Chekhov concludes this section of his letter by asserting that because of "the triviality" of his own tales, he does not commune with his con­science when writing them. But he firmly disagrees with Mariya Kise­leva that editors ought to reject a contribution if it does not suit their own objective ideas about morality: "Sad would be the fate of litera­ture (whether it be important or trivial) if it were left to the mercy of personal views. That's the first thing. In the second place, there is no police force which could consider itself competent in literary matters. I agree that it is impossible to get along without restraints and the big stick, for knaves will find their way even into literature, but no matter how you try, you cannot devise a better police for literature than criti­cism and the conscience of the authors themselves. People have been trying to discover some such thing since the creation of the world, but nothing better has been found." (January 14, 1887.)

Mire is in no sense typical of the rich variety of talcs that Chekhov wrote during 1886-1887. An objective revelation of "truth, uncondi­tional and honest" would characterize the most successful of them. Many, though not all, appeared in Motley Tales and In the Twilight, which he significantly dedicated to Grigorovich.

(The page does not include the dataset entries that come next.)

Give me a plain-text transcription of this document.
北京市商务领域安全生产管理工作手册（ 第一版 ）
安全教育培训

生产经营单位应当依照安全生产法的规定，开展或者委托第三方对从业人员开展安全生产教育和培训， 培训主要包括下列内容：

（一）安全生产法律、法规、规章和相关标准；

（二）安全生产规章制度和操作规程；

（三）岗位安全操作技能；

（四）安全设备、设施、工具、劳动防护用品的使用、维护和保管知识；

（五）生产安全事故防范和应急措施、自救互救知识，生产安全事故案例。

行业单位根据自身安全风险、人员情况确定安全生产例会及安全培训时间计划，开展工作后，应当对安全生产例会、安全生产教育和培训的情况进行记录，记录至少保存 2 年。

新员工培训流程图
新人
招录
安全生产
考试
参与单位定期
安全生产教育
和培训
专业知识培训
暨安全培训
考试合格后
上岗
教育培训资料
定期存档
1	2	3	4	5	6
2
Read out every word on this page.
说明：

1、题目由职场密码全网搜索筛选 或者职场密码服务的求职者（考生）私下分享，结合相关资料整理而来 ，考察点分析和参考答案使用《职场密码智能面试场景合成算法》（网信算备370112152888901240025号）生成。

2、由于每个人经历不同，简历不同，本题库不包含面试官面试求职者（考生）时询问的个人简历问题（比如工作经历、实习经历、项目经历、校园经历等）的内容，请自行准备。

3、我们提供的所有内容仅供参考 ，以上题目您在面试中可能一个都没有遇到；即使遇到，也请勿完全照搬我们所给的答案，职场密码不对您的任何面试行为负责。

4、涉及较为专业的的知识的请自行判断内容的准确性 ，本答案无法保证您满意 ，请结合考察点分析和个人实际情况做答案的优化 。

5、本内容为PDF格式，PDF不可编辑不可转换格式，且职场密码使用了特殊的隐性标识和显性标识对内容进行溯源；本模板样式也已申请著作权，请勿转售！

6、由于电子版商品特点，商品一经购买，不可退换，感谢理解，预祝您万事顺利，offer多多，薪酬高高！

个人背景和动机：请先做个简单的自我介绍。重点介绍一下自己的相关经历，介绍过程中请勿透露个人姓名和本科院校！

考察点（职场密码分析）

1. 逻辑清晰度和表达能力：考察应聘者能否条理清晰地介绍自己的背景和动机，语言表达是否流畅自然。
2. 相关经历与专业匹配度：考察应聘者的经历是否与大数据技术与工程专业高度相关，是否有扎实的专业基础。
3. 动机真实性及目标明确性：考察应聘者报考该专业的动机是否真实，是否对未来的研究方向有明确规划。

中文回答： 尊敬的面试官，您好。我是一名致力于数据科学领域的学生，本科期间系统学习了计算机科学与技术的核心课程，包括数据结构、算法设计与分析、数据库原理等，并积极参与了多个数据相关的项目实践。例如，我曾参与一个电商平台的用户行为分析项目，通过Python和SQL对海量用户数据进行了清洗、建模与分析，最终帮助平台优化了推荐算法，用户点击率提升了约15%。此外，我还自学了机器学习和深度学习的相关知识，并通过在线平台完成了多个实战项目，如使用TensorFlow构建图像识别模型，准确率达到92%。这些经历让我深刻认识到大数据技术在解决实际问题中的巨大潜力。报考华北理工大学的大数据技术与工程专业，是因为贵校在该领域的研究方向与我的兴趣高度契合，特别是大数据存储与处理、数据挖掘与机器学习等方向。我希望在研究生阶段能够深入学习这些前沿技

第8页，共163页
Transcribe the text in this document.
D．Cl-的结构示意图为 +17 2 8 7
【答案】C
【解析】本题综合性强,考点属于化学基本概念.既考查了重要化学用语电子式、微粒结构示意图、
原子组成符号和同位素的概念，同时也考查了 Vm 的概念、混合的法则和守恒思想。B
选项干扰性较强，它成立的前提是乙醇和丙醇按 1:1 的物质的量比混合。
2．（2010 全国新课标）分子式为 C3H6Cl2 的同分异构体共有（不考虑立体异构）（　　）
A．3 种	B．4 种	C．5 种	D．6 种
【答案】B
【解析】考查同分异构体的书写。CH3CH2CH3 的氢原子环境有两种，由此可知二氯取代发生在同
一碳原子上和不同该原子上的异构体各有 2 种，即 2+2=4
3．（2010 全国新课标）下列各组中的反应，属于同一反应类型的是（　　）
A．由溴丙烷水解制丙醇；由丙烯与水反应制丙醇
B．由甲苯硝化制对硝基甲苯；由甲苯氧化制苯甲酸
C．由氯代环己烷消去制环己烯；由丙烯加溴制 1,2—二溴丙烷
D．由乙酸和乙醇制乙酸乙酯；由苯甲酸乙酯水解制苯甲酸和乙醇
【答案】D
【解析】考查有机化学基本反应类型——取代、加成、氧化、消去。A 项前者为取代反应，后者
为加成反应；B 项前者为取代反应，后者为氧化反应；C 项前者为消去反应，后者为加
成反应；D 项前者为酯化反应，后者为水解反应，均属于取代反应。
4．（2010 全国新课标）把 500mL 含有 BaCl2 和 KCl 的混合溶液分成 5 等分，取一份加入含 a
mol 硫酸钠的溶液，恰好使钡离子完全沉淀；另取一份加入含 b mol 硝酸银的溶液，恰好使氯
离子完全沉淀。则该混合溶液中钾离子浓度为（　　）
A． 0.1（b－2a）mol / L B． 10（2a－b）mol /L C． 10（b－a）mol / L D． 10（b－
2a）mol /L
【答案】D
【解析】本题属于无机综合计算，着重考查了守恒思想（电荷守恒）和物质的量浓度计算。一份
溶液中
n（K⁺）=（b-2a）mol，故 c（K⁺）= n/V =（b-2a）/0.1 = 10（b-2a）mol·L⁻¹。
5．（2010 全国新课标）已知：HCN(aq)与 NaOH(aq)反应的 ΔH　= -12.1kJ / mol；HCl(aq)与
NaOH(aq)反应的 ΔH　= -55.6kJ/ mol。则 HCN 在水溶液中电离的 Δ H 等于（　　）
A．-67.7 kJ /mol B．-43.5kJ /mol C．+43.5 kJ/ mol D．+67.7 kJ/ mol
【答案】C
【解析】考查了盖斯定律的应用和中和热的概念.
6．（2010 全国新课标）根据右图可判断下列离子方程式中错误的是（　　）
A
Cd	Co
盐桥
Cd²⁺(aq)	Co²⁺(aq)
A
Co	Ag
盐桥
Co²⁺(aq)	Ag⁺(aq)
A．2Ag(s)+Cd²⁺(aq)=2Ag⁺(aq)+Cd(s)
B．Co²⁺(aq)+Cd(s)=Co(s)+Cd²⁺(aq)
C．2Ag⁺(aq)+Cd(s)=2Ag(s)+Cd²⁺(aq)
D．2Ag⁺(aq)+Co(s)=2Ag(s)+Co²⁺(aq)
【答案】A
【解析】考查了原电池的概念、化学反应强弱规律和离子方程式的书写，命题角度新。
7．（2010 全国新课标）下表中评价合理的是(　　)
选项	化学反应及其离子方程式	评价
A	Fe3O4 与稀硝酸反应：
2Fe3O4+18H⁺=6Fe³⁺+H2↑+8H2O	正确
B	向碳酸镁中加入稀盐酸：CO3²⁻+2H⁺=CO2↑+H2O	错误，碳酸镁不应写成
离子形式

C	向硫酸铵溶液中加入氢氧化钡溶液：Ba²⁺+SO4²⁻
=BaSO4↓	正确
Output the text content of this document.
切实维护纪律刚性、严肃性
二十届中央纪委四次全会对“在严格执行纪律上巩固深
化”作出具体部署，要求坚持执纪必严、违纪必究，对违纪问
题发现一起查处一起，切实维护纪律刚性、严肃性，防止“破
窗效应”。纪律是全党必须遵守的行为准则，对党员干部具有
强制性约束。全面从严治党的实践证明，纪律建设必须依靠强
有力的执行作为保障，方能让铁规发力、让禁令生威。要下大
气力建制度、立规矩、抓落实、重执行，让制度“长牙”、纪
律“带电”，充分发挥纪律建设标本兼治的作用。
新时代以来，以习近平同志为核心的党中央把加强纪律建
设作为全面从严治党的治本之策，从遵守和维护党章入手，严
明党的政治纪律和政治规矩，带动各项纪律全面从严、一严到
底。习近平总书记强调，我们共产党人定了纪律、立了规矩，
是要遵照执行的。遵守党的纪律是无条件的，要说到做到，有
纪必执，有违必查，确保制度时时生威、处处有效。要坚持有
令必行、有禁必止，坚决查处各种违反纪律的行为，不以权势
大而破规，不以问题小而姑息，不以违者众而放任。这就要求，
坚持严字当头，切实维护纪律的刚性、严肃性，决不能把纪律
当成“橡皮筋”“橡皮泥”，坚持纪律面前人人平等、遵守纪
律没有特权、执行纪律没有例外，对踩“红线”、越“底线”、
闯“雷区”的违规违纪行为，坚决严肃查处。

In 1887 he also pub­lished a fourth book. Innocent Speeches, an unimportant collection which he described as "a dozen of my youthful sins," a volume he sold to a shyster publisher when he was desperately short of money. That feeling of beauty in men — he wrote his uncle Mitrofan — which can­not endure what is commonplace and trivial, ennobles the heroes of Volodya and On the Road. Many other tales embody the sentiments which he expressed in the same letter: "One must not humiliate people — that is the chief tiling. It is better to say to man 'My angel' than hurl 'Fool' at his head, although men are more like fools than angels." (January 18, 1887.)

On the whole, there are more fools than angels in the best of the tales written during this period of change, such as Agafya, The Enemies, The Nightmaie, Volodya, Polinka, An Encounter, The Kiss, and On the Road, but Chekhov never loses a sly, wistful affection for them despite their helpless efforts to struggle against the order of things. He had now fully learned that humor and tragedy, like love and hate, are often only the separate sides of the same coin, that life's misfortunes may be in­tensified by humor or softened by its wise, gentle smile — as in A Letter, when the drunken priest persuades the irate father that to forgive his erring son is more efficacious than to reprimand him. This subtle min­gling of pathos and humor, which leaves the reader with the feeling of not knowing whether to laugh or cry, Chekhov deftly introduced into a vein of fiction new at this time —his stories of children, such as Vanka and The Runaway, or his famous story about the performing dog, Kashtanka, written for both children and grownups.